On February 27, 2020, the first patient with coronavirus disease 2019 (COVID-19) was reported in the Netherlands. During the following weeks, at 2 Dutch teaching hospitals, 9 health care workers (HCWs) received a diagnosis of COVID-19, 8 of whom had no history of travel to China or northern Italy, raising the question of whether undetected community circulation was occurring.

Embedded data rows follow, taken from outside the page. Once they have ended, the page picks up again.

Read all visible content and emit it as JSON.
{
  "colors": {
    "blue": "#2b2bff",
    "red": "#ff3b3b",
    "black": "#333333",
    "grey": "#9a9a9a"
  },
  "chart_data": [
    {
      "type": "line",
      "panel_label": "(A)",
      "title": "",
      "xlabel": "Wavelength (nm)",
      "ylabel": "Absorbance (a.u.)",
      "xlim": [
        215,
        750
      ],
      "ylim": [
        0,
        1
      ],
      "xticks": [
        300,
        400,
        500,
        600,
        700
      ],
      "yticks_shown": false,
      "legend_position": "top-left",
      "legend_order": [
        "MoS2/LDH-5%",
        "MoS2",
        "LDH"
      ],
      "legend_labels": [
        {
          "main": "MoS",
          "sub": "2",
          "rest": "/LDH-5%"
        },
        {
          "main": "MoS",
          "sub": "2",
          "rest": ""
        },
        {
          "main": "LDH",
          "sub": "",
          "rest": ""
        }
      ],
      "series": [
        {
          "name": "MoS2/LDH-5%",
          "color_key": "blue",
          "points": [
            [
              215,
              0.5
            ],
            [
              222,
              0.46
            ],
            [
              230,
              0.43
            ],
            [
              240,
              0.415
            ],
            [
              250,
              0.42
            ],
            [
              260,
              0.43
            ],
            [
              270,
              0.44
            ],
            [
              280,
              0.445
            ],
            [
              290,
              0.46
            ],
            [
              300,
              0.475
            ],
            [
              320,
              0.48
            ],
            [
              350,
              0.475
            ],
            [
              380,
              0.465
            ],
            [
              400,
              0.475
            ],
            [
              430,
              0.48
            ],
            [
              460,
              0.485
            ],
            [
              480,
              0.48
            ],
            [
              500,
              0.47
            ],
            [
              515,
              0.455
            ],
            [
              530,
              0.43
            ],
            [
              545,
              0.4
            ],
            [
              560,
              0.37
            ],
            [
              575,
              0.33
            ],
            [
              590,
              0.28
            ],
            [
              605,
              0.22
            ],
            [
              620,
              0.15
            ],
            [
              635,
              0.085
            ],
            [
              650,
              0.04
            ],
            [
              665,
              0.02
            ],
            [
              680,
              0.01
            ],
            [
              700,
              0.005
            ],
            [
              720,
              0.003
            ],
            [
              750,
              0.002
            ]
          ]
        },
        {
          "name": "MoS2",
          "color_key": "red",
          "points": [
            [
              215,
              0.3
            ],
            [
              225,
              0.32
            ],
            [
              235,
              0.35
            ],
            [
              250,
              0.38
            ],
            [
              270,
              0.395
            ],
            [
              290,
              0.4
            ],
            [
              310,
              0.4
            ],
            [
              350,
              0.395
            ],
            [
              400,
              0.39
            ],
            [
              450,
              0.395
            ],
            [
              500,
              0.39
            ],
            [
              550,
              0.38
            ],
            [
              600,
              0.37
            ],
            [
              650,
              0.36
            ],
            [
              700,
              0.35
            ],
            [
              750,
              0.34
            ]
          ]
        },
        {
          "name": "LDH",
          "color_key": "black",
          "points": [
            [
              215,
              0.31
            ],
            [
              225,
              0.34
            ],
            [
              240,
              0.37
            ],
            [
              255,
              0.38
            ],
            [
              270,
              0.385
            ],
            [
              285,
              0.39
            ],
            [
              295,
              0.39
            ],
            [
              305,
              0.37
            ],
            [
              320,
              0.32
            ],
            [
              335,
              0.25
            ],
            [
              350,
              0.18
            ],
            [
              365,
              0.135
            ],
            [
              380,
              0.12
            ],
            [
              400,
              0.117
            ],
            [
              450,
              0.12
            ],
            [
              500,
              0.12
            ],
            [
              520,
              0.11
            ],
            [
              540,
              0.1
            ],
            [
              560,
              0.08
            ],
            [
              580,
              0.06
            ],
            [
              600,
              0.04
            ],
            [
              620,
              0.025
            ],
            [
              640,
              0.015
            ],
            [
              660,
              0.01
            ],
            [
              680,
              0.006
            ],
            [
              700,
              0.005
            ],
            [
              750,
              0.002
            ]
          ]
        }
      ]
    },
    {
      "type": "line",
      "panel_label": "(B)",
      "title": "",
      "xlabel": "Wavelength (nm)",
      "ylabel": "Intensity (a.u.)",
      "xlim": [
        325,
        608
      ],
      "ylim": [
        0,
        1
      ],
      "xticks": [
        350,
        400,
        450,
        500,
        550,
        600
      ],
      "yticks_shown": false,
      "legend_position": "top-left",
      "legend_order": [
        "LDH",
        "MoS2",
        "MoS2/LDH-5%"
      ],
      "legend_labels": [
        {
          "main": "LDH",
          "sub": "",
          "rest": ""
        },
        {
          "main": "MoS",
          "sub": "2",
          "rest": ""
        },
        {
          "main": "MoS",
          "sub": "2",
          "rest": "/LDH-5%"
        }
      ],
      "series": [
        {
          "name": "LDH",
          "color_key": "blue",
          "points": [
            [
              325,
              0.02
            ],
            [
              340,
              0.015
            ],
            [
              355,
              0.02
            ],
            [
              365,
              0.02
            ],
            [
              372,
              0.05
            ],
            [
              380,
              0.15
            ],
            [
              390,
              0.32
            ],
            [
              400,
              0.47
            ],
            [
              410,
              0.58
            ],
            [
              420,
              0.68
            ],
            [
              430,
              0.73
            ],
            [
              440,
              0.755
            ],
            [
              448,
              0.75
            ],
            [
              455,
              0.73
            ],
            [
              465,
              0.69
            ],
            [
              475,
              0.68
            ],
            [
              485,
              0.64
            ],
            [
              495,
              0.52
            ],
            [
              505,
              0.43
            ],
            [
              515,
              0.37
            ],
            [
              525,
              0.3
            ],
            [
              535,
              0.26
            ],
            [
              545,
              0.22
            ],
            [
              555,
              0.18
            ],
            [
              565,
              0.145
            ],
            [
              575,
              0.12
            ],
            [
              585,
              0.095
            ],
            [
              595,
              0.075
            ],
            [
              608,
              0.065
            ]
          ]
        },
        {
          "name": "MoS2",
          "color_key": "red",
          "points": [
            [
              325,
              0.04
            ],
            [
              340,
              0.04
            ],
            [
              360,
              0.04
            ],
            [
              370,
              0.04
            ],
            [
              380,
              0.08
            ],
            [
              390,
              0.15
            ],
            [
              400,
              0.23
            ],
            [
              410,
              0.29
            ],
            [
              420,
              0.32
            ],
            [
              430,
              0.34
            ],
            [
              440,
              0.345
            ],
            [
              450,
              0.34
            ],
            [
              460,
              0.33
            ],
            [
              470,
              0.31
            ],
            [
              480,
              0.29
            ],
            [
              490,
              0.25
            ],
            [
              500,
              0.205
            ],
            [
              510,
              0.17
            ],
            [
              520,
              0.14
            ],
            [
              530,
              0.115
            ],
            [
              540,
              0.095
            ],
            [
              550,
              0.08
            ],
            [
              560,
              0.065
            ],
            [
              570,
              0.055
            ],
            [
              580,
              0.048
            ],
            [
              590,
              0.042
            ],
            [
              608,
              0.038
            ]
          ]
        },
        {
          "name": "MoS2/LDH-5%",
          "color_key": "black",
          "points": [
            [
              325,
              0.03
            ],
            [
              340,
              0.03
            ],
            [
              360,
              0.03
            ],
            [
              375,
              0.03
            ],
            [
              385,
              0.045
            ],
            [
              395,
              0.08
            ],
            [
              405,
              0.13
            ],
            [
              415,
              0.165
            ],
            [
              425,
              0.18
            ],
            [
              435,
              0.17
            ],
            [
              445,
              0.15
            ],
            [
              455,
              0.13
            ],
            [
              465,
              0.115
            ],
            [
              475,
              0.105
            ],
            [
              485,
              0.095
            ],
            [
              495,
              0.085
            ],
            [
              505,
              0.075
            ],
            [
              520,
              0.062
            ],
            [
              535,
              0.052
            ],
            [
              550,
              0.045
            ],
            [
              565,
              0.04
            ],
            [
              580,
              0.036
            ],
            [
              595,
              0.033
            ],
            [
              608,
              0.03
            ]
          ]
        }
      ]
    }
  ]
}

To determine the prevalence and clinical presentation of COVID-19 among HCWs with self-reported fever or respiratory symptoms.
Design, Setting, and Participants
This cross-sectional study was performed in 2 teaching hospitals in the southern part of the Netherlands in March 2020, during the early phase of the COVID-19 pandemic. Health care workers employed in the participating hospitals who experienced fever or respiratory symptoms were asked to voluntarily participate in a screening for infection with the severe acute respiratory syndrome coronavirus 2. Data analysis was performed in March 2020.
Main Outcomes and Measures
The prevalence of severe acute respiratory syndrome coronavirus 2 infection was determined by semiquantitative real-time reverse transcriptase–polymerase chain reaction on oropharyngeal samples. Structured interviews were conducted to document symptoms for all HCWs with confirmed COVID-19.
Of 9705 HCWs employed (1722 male [18%]), 1353 (14%) reported fever or respiratory symptoms and were tested. Of those, 86 HCWs (6%) were infected with severe acute respiratory syndrome coronavirus 2 (median age, 49 years [range, 22-66 years]; 15 [17%] male), representing 1% of all HCWs employed. Most HCWs experienced mild disease, and only 46 (53%) reported fever. Eighty HCWs (93%) met a case definition of fever and/or coughing and/or shortness of breath. Only 3 (3%) of the HCWs identified through the screening had a history of travel to China or northern Italy, and 3 (3%) reported having been exposed to an inpatient with a known diagnosis of COVID-19 before the onset of symptoms.
Conclusions and Relevance
Within 2 weeks after the first Dutch case was detected, a substantial proportion of HCWs with self-reported fever or respiratory symptoms were infected with severe acute respiratory syndrome coronavirus 2, likely as a result of acquisition of the virus in the community during the early phase of local spread. The high prevalence of mild clinical presentations, frequently not including fever, suggests that the currently recommended case definition for suspected COVID-19 should be used less stringently.
Keywords: SARS-CoV-2; COVID-19; HCWs; The Netherlands.